A year after beetles developed by scientists were released in selected tamarisk infestations at three sites in Colorado, the project is showing encouraging signs that the bugs will significantly defoliate the water-sucking trees that clog most Western rivers.
"It's still wait and see, but so far it's very encouraging," Dan Bean, manager of the Palisade Insectary, which helped develop the tamarisk leaf beetle, said Thursday. "If everything goes well, we'll see significant effects in two years."
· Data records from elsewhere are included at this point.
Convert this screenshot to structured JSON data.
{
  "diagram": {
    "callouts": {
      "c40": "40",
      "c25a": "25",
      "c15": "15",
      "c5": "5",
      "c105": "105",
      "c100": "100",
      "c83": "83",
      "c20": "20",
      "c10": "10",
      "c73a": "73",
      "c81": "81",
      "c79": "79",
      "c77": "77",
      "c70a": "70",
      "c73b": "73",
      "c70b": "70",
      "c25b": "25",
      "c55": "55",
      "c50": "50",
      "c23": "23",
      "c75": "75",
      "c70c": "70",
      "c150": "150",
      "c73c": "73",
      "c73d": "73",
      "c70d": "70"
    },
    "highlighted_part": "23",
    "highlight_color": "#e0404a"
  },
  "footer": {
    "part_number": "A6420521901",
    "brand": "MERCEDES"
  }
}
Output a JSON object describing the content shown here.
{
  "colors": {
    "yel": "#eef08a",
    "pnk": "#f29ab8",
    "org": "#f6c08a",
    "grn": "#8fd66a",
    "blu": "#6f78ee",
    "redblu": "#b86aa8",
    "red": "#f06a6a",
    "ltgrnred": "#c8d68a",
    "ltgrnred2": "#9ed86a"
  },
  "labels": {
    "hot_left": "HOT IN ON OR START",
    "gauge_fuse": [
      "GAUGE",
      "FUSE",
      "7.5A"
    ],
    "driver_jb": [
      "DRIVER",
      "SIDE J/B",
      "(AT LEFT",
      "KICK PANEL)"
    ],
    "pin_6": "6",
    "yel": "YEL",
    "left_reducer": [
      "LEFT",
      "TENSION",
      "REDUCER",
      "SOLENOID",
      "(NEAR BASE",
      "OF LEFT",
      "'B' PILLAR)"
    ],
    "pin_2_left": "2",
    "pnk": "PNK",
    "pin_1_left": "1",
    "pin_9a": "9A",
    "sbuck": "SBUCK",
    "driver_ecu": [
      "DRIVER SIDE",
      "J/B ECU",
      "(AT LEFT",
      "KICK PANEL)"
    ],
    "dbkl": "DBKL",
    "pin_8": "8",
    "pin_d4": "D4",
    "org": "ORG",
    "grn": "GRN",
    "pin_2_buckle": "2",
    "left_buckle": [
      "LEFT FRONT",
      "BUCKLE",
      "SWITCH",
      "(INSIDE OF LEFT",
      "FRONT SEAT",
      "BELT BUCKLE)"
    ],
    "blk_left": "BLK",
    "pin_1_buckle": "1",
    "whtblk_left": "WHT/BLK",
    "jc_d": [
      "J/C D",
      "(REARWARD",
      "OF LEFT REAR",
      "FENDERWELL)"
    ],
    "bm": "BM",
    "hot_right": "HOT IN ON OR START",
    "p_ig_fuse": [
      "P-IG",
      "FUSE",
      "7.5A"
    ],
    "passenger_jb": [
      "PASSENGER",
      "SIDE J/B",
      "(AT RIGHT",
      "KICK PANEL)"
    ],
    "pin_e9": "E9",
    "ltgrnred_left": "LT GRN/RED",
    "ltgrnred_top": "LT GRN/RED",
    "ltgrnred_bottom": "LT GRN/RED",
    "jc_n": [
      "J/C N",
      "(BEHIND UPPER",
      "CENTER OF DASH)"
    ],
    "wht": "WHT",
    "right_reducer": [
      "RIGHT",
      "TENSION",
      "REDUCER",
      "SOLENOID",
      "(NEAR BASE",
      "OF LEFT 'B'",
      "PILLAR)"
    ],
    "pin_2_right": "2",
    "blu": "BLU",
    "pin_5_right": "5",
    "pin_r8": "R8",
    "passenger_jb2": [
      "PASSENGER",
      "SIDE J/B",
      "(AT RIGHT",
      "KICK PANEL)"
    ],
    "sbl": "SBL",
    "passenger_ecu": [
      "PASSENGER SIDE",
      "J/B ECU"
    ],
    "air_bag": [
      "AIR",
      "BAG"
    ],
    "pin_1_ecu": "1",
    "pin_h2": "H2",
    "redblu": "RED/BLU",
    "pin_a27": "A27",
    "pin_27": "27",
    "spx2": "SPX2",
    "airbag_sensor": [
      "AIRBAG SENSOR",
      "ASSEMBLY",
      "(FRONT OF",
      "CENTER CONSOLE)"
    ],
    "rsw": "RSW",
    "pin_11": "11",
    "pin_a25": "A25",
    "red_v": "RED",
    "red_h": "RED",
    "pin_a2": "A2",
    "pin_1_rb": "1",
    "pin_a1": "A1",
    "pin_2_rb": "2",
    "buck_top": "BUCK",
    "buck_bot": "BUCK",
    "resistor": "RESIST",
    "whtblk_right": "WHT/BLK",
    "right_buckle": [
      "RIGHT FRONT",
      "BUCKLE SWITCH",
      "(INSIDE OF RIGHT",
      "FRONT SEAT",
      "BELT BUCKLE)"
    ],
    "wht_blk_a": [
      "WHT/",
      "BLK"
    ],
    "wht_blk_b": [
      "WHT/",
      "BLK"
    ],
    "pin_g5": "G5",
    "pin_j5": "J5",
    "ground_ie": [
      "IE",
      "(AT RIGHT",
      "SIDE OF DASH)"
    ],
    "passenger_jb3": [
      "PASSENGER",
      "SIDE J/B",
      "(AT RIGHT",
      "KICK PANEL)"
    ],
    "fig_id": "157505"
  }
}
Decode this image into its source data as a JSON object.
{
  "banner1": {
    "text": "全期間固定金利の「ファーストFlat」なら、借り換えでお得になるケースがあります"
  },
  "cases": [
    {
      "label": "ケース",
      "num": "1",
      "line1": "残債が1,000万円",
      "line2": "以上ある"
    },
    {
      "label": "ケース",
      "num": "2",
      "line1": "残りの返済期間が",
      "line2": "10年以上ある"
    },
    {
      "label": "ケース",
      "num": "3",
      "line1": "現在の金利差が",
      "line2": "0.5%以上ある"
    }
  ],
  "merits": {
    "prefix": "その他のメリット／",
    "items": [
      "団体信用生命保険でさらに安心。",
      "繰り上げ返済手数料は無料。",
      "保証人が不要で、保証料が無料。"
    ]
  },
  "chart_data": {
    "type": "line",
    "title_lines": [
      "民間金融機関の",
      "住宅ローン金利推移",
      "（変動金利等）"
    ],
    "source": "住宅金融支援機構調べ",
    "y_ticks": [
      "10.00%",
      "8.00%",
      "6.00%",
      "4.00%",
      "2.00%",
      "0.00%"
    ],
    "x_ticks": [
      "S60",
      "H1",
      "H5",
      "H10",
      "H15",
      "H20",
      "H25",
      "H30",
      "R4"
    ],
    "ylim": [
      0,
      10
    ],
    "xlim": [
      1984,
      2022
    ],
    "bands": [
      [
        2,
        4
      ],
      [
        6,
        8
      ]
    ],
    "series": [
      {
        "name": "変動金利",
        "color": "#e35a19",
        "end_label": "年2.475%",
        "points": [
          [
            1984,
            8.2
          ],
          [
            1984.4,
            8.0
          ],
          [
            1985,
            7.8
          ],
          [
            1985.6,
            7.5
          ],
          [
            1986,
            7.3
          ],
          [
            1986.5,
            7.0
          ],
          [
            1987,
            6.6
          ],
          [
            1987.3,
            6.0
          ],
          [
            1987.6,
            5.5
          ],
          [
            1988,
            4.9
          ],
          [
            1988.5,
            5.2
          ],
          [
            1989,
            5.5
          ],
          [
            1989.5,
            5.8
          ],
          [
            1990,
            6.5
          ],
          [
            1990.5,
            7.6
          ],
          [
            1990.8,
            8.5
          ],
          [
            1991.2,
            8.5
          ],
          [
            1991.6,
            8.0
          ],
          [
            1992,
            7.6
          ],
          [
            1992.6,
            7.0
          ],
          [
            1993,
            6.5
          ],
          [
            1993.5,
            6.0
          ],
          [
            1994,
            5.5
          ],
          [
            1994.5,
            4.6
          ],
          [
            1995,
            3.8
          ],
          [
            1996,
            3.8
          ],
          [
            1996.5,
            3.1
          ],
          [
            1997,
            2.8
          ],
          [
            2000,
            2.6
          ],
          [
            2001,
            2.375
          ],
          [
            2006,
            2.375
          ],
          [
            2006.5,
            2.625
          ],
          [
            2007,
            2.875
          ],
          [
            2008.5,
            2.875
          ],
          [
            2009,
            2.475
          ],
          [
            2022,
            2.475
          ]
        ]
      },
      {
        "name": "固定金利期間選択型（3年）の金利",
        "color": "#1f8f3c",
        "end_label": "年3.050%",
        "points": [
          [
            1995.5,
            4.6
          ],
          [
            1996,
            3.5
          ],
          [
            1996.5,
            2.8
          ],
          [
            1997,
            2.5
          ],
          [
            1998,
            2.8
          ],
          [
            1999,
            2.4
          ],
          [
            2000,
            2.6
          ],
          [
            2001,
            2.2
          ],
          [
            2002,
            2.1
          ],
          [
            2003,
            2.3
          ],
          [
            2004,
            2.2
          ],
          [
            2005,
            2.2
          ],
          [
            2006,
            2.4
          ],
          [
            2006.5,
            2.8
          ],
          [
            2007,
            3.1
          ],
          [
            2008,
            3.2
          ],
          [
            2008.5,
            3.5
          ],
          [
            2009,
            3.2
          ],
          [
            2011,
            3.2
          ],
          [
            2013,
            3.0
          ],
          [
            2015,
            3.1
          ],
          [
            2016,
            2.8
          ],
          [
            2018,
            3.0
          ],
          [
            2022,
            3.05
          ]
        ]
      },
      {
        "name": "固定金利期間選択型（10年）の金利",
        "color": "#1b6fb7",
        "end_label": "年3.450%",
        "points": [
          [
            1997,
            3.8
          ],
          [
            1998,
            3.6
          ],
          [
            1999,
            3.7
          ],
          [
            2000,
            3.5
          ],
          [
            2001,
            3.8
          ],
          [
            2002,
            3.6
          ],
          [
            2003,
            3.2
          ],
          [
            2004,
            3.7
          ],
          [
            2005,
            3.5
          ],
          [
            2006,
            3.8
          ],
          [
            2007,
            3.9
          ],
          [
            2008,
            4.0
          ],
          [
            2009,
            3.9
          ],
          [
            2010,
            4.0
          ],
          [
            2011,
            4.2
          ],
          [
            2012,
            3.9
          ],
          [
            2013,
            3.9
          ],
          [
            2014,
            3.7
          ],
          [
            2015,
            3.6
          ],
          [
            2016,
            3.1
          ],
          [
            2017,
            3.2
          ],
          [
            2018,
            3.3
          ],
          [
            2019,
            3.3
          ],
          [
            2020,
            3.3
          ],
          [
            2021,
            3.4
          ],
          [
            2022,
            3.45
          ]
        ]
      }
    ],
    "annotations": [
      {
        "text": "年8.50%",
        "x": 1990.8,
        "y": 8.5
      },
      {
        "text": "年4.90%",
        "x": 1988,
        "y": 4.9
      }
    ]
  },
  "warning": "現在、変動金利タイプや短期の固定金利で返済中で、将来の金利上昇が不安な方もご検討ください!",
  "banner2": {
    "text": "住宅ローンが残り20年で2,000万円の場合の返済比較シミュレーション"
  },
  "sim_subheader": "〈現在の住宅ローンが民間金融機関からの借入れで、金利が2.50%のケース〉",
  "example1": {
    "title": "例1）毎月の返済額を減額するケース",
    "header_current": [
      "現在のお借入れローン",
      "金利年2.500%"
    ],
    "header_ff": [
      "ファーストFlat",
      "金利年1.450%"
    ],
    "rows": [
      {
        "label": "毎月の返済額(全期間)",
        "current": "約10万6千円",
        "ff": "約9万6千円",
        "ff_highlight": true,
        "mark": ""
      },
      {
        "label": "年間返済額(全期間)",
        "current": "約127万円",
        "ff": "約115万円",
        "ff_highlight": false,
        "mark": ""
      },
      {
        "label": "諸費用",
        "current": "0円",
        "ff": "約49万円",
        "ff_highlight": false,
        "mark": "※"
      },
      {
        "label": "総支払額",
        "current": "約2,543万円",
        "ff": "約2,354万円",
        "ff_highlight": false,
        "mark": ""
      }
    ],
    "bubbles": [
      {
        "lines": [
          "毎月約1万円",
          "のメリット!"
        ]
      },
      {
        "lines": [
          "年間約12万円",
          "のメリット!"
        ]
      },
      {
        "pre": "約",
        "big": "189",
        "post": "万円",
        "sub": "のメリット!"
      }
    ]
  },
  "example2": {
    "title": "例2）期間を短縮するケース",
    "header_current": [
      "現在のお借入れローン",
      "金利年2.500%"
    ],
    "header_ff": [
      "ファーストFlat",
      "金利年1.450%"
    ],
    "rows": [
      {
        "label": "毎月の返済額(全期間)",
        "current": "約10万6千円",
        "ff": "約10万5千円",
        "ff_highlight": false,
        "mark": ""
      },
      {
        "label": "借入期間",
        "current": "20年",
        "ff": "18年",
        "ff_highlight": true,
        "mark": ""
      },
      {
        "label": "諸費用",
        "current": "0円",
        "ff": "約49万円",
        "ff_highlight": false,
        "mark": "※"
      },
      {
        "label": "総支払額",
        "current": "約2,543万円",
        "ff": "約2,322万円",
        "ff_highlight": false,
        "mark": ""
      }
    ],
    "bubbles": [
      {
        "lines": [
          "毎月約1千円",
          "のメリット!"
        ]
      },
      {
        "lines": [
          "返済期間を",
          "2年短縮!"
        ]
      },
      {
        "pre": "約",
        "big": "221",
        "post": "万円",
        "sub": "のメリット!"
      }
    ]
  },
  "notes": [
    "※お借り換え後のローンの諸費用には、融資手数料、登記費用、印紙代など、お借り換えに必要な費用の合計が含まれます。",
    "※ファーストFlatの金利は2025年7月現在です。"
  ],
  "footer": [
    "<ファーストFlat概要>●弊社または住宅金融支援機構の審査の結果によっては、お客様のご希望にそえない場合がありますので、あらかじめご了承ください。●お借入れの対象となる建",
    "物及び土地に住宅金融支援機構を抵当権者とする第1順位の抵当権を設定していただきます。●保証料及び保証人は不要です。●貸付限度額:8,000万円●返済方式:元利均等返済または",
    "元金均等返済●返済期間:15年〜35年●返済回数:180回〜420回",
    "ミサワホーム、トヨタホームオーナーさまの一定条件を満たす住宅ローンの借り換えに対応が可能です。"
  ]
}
It hasn't been covered like that, of course; in fact, it's hardly been covered at all. Besides the Colorado Department of Agriculture press release from which the Rocky got the story, the only mention I can find is from TV station KKCO in Grand Junction. Hey, environmental reporters! Over here!
(h/t: John W. Doyle)
Update: No doubt the little critters'll get into the uranium tailings outside Moab and mutate into pus-dripping monsters that work humans cruelly in their tamarisk mines until laying eggs in worn-out miners whose bodies are eaten to husks by voracious hatchlings. We don't want to negotiate. We want you to die.
Update II: The blog Colorado Water saw the Rocky story the day it was published.
Update III: The Lovelock (Nev.) Review-Miner had a story back in 2004 about a different but also-successful deployment of the tamarisk leaf beetle.
Update IV: I originally said the Colorado BLM issued the press release. It was the Colorado Department of Agriculture. Fixed now.